The pound rallied nearly 2 percent last week, hitting four-month highs against the euro, after British Prime Minister Theresa May called for a UK general election in June.
But as centrist candidate Emmanuel Macron and far-right Marine Le Pen advanced to the second round of France’s presidential race, the euro was bought broadly as investors shrugged off worries that Le Pen – who has threatened to pull France out of the euro zone – would take the presidency.
That move also pushed sterling lower, the pound reversing nearly all of last week’s gains versus the euro overnight.
Against the dollar, sterling was not far off highs hit last week following May’s election announcement, down less than 0.1 percent on the day at $1.2805.
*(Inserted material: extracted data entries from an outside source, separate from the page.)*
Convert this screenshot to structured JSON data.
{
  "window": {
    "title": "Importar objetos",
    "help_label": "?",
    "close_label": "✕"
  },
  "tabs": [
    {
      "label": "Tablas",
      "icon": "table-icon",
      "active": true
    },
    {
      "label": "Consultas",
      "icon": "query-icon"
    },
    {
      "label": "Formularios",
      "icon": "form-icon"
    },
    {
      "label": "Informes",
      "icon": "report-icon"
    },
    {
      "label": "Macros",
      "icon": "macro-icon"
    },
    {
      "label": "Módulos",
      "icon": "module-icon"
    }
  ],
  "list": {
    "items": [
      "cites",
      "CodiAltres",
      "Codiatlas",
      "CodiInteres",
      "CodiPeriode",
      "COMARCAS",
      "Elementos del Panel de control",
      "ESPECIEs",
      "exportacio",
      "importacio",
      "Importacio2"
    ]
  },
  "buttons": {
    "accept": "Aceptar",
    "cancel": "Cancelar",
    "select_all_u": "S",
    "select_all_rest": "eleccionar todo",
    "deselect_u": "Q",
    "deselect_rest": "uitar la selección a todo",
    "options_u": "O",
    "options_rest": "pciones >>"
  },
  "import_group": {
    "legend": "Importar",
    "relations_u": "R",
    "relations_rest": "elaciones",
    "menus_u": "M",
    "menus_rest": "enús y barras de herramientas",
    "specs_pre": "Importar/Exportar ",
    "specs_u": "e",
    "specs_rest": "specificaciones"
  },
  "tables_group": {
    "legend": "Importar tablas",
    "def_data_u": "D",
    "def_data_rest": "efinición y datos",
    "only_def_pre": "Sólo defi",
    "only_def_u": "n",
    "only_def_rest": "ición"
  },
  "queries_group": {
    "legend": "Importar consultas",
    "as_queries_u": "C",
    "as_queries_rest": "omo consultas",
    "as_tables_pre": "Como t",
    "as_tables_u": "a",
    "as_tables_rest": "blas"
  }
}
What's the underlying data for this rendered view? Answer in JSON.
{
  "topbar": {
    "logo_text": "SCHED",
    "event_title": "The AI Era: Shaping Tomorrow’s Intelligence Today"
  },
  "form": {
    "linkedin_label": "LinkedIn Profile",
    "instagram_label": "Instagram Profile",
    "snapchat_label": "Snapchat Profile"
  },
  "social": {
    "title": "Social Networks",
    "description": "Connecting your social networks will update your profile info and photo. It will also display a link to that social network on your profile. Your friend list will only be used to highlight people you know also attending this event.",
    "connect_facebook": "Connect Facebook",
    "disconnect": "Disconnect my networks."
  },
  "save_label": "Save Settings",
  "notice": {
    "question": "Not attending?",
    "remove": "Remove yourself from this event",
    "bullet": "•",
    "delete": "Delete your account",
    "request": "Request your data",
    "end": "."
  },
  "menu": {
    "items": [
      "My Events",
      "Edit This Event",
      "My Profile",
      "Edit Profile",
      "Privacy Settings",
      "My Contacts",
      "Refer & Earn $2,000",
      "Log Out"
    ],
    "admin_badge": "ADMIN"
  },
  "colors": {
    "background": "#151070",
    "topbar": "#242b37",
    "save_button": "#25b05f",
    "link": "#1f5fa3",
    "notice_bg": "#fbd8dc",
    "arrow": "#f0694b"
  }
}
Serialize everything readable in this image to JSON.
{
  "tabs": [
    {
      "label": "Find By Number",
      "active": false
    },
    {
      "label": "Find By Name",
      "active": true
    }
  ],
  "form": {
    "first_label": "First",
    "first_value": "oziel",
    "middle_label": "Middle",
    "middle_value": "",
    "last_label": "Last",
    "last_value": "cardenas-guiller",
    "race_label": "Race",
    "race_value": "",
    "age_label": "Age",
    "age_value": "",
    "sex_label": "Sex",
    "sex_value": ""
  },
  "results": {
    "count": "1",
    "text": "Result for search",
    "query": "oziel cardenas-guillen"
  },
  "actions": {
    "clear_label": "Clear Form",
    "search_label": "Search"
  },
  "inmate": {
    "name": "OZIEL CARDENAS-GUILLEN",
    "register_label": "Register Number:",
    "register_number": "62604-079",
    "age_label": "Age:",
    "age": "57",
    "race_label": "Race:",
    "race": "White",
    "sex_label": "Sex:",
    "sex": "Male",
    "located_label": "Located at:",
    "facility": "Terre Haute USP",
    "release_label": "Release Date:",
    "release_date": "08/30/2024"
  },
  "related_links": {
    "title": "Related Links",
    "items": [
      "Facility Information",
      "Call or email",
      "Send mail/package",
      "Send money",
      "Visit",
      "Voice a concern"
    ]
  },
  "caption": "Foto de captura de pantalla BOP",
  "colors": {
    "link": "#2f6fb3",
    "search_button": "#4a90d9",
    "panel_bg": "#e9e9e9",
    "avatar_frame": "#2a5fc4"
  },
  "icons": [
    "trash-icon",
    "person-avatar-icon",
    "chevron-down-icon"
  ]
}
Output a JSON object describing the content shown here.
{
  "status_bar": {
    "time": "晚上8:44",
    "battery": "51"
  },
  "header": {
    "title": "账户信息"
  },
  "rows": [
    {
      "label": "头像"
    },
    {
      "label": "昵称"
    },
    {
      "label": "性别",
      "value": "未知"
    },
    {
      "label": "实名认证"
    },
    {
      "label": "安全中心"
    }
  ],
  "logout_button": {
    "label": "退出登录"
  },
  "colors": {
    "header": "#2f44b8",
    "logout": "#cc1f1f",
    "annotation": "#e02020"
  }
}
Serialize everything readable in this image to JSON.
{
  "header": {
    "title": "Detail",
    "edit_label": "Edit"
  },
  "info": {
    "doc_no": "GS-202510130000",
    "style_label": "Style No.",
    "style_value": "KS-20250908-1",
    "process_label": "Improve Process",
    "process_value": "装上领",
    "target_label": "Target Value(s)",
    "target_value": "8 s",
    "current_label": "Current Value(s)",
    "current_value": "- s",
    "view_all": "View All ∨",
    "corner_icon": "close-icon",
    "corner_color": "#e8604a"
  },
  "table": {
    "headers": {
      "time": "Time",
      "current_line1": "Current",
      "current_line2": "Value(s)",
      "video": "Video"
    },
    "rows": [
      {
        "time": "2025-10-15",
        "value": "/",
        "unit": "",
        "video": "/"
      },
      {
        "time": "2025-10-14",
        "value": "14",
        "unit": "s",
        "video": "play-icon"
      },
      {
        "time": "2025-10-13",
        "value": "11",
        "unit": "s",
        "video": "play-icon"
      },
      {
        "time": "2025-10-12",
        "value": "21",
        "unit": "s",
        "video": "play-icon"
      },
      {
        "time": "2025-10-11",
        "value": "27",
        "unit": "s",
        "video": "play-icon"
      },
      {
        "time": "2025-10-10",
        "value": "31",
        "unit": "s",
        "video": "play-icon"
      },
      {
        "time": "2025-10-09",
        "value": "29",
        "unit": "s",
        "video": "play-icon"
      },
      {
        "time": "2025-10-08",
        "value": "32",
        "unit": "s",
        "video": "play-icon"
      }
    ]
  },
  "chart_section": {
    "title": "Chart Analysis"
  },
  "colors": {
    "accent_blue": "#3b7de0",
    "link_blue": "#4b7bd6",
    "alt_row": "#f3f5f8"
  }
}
Economic data will be an important driver for sterling. The UK economy’s relative resilience to the uncertainty generated by last year’s Brexit referendum has propped up the currency this year following a near one fifth slide. But doubts, particularly over consumer demand, are growing, fuelled by another poor batch of retail sales numbers on Friday.
Preliminary first quarter gross domestic product data are due this Friday.
Eyes will also be on the start of campaigning for Britain’s general election, with polls showing May’s ruling Conservative Party has a comfortable lead over the opposition Labour Party.
The Conservative Party’s election manifesto will focus on Brexit and domestic concerns, such as strengthening the economy and putting a cap on energy prices.
Jeremy Corbyn, the leader of the Labour Party, said on Sunday he could suspend British involvement in air strikes against Syria if he was elected prime minister.